By restructuring our old inappropriate beliefs with these positive new beliefs, it is virtually impossible to entertain a negative thought. And if a negative thought does appear on our inner movie screen, we can easily learn to recognize it and slide it off.
Without a negative thought we cannot experience a negative feeling. And without a negative feeling we cannot become depressed, fearful, unhappy, angry, anxious, resentful, guilty or frustrated nor can we experience any kind of downer or negative attitude or mood.
"Change your thoughts and change your life," is the slogan of the Science of Mind movement. As long as we are calm and relaxed we can change our thoughts in a second. But once a negative emotion is triggered, it can take hours or even days before we can calm down and become rational once more.
The emotional component in every case of cold or flu is now clear. Invariably, it consists of the same chain of events. By perceiving the world through negative beliefs, a negative thought arises which sets off a negative feeling which triggers the fight or flight response. Stress mechanisms are then put into effect that suppress the immune system and cause us to feel lonely, depressed, helpless, tense, uncomfortable and upset.
Yet each of us has the personal power to block this health-destroying chain reaction by refusing to think a negative thought. By doing so, we may not only prevent or lessen the symptoms of a viral infection. We may also prevent cancer, an ulcer, hypertension, rheumatoid arthritis or any one of a long, melancholy catalog of stress-related diseases and dysfunctions.
Undoubtedly you will hear such excuses as "I need to get angry so I can appreciate the calm periods" or "We can't feel happy unless we have blue periods to contrast them with." In reality, the only time we need to experience a fear-based emotion is when we are actually threatened by physical danger. Other reasons are mere excuses by people who prefer the stimulation of strong emotions to the seemingly unexciting alternative of inner peace.

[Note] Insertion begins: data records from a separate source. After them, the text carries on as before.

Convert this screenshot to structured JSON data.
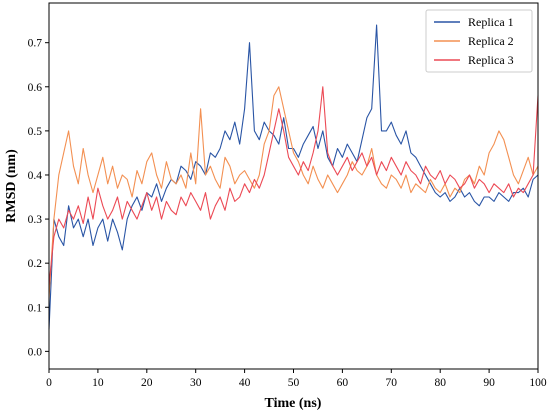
{
  "chart_data": {
    "type": "line",
    "xlabel": "Time (ns)",
    "ylabel": "RMSD (nm)",
    "xlim": [
      0,
      100
    ],
    "ylim": [
      -0.04,
      0.79
    ],
    "x_ticks": [
      0,
      10,
      20,
      30,
      40,
      50,
      60,
      70,
      80,
      90,
      100
    ],
    "y_ticks": [
      0.0,
      0.1,
      0.2,
      0.3,
      0.4,
      0.5,
      0.6,
      0.7
    ],
    "grid": false,
    "legend_position": "top-right",
    "series": [
      {
        "name": "Replica 1",
        "color": "#2a55a5",
        "x": [
          0,
          1,
          2,
          3,
          4,
          5,
          6,
          7,
          8,
          9,
          10,
          11,
          12,
          13,
          14,
          15,
          16,
          17,
          18,
          19,
          20,
          21,
          22,
          23,
          24,
          25,
          26,
          27,
          28,
          29,
          30,
          31,
          32,
          33,
          34,
          35,
          36,
          37,
          38,
          39,
          40,
          41,
          42,
          43,
          44,
          45,
          46,
          47,
          48,
          49,
          50,
          51,
          52,
          53,
          54,
          55,
          56,
          57,
          58,
          59,
          60,
          61,
          62,
          63,
          64,
          65,
          66,
          67,
          68,
          69,
          70,
          71,
          72,
          73,
          74,
          75,
          76,
          77,
          78,
          79,
          80,
          81,
          82,
          83,
          84,
          85,
          86,
          87,
          88,
          89,
          90,
          91,
          92,
          93,
          94,
          95,
          96,
          97,
          98,
          99,
          100
        ],
        "values": [
          0.05,
          0.3,
          0.26,
          0.24,
          0.33,
          0.28,
          0.3,
          0.26,
          0.3,
          0.24,
          0.28,
          0.3,
          0.25,
          0.3,
          0.27,
          0.23,
          0.3,
          0.33,
          0.35,
          0.32,
          0.36,
          0.35,
          0.38,
          0.34,
          0.37,
          0.39,
          0.38,
          0.42,
          0.41,
          0.39,
          0.43,
          0.42,
          0.4,
          0.45,
          0.44,
          0.46,
          0.5,
          0.48,
          0.52,
          0.47,
          0.55,
          0.7,
          0.5,
          0.48,
          0.52,
          0.5,
          0.49,
          0.47,
          0.53,
          0.46,
          0.46,
          0.44,
          0.47,
          0.49,
          0.51,
          0.46,
          0.5,
          0.44,
          0.42,
          0.46,
          0.44,
          0.47,
          0.45,
          0.43,
          0.48,
          0.53,
          0.55,
          0.74,
          0.5,
          0.5,
          0.52,
          0.49,
          0.47,
          0.5,
          0.45,
          0.44,
          0.42,
          0.4,
          0.38,
          0.36,
          0.35,
          0.36,
          0.34,
          0.35,
          0.37,
          0.35,
          0.36,
          0.34,
          0.33,
          0.35,
          0.35,
          0.34,
          0.36,
          0.35,
          0.34,
          0.36,
          0.36,
          0.37,
          0.35,
          0.39,
          0.4
        ]
      },
      {
        "name": "Replica 2",
        "color": "#f39052",
        "x": [
          0,
          1,
          2,
          3,
          4,
          5,
          6,
          7,
          8,
          9,
          10,
          11,
          12,
          13,
          14,
          15,
          16,
          17,
          18,
          19,
          20,
          21,
          22,
          23,
          24,
          25,
          26,
          27,
          28,
          29,
          30,
          31,
          32,
          33,
          34,
          35,
          36,
          37,
          38,
          39,
          40,
          41,
          42,
          43,
          44,
          45,
          46,
          47,
          48,
          49,
          50,
          51,
          52,
          53,
          54,
          55,
          56,
          57,
          58,
          59,
          60,
          61,
          62,
          63,
          64,
          65,
          66,
          67,
          68,
          69,
          70,
          71,
          72,
          73,
          74,
          75,
          76,
          77,
          78,
          79,
          80,
          81,
          82,
          83,
          84,
          85,
          86,
          87,
          88,
          89,
          90,
          91,
          92,
          93,
          94,
          95,
          96,
          97,
          98,
          99,
          100
        ],
        "values": [
          0.12,
          0.3,
          0.4,
          0.45,
          0.5,
          0.42,
          0.38,
          0.46,
          0.4,
          0.36,
          0.4,
          0.44,
          0.38,
          0.42,
          0.37,
          0.4,
          0.39,
          0.35,
          0.41,
          0.38,
          0.43,
          0.45,
          0.4,
          0.37,
          0.43,
          0.39,
          0.38,
          0.4,
          0.37,
          0.45,
          0.38,
          0.55,
          0.4,
          0.42,
          0.39,
          0.37,
          0.44,
          0.42,
          0.38,
          0.4,
          0.41,
          0.39,
          0.37,
          0.4,
          0.47,
          0.5,
          0.58,
          0.6,
          0.55,
          0.5,
          0.45,
          0.43,
          0.4,
          0.38,
          0.42,
          0.39,
          0.37,
          0.4,
          0.38,
          0.36,
          0.38,
          0.4,
          0.43,
          0.41,
          0.4,
          0.42,
          0.46,
          0.4,
          0.38,
          0.37,
          0.4,
          0.39,
          0.37,
          0.4,
          0.36,
          0.38,
          0.37,
          0.36,
          0.39,
          0.37,
          0.36,
          0.38,
          0.35,
          0.37,
          0.36,
          0.39,
          0.4,
          0.38,
          0.42,
          0.4,
          0.45,
          0.47,
          0.5,
          0.48,
          0.44,
          0.4,
          0.38,
          0.41,
          0.44,
          0.4,
          0.42
        ]
      },
      {
        "name": "Replica 3",
        "color": "#ec4a55",
        "x": [
          0,
          1,
          2,
          3,
          4,
          5,
          6,
          7,
          8,
          9,
          10,
          11,
          12,
          13,
          14,
          15,
          16,
          17,
          18,
          19,
          20,
          21,
          22,
          23,
          24,
          25,
          26,
          27,
          28,
          29,
          30,
          31,
          32,
          33,
          34,
          35,
          36,
          37,
          38,
          39,
          40,
          41,
          42,
          43,
          44,
          45,
          46,
          47,
          48,
          49,
          50,
          51,
          52,
          53,
          54,
          55,
          56,
          57,
          58,
          59,
          60,
          61,
          62,
          63,
          64,
          65,
          66,
          67,
          68,
          69,
          70,
          71,
          72,
          73,
          74,
          75,
          76,
          77,
          78,
          79,
          80,
          81,
          82,
          83,
          84,
          85,
          86,
          87,
          88,
          89,
          90,
          91,
          92,
          93,
          94,
          95,
          96,
          97,
          98,
          99,
          100
        ],
        "values": [
          0.15,
          0.26,
          0.3,
          0.28,
          0.32,
          0.3,
          0.33,
          0.29,
          0.35,
          0.3,
          0.37,
          0.33,
          0.3,
          0.32,
          0.35,
          0.3,
          0.34,
          0.32,
          0.3,
          0.33,
          0.36,
          0.32,
          0.35,
          0.3,
          0.34,
          0.32,
          0.31,
          0.35,
          0.33,
          0.36,
          0.34,
          0.32,
          0.36,
          0.3,
          0.33,
          0.35,
          0.32,
          0.37,
          0.34,
          0.35,
          0.38,
          0.36,
          0.39,
          0.37,
          0.4,
          0.45,
          0.5,
          0.55,
          0.5,
          0.44,
          0.42,
          0.4,
          0.43,
          0.41,
          0.45,
          0.5,
          0.6,
          0.45,
          0.42,
          0.4,
          0.42,
          0.44,
          0.41,
          0.43,
          0.45,
          0.42,
          0.44,
          0.4,
          0.43,
          0.41,
          0.44,
          0.42,
          0.4,
          0.43,
          0.41,
          0.4,
          0.38,
          0.42,
          0.4,
          0.39,
          0.41,
          0.38,
          0.4,
          0.39,
          0.37,
          0.38,
          0.4,
          0.37,
          0.39,
          0.38,
          0.36,
          0.38,
          0.37,
          0.36,
          0.38,
          0.35,
          0.37,
          0.36,
          0.38,
          0.4,
          0.58
        ]
      }
    ]
  }
}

If and when you do experience a negative emotion, let go of it as soon as you can. Never repress a negative feeling. The best way to calm down is to take a brisk walk or run or to do push-ups or sit-ups or any other type of vigorous exercise. Immediately you calm down, forgive the person about whom you upset yourself. Then forgive yourself for becoming upset. Take responsibility for what has happened and realize that no other person has the power to go into your mind and upset you. We upset ourselves by reacting when another person pushes our buttons. We can change our buttons by changing our beliefs.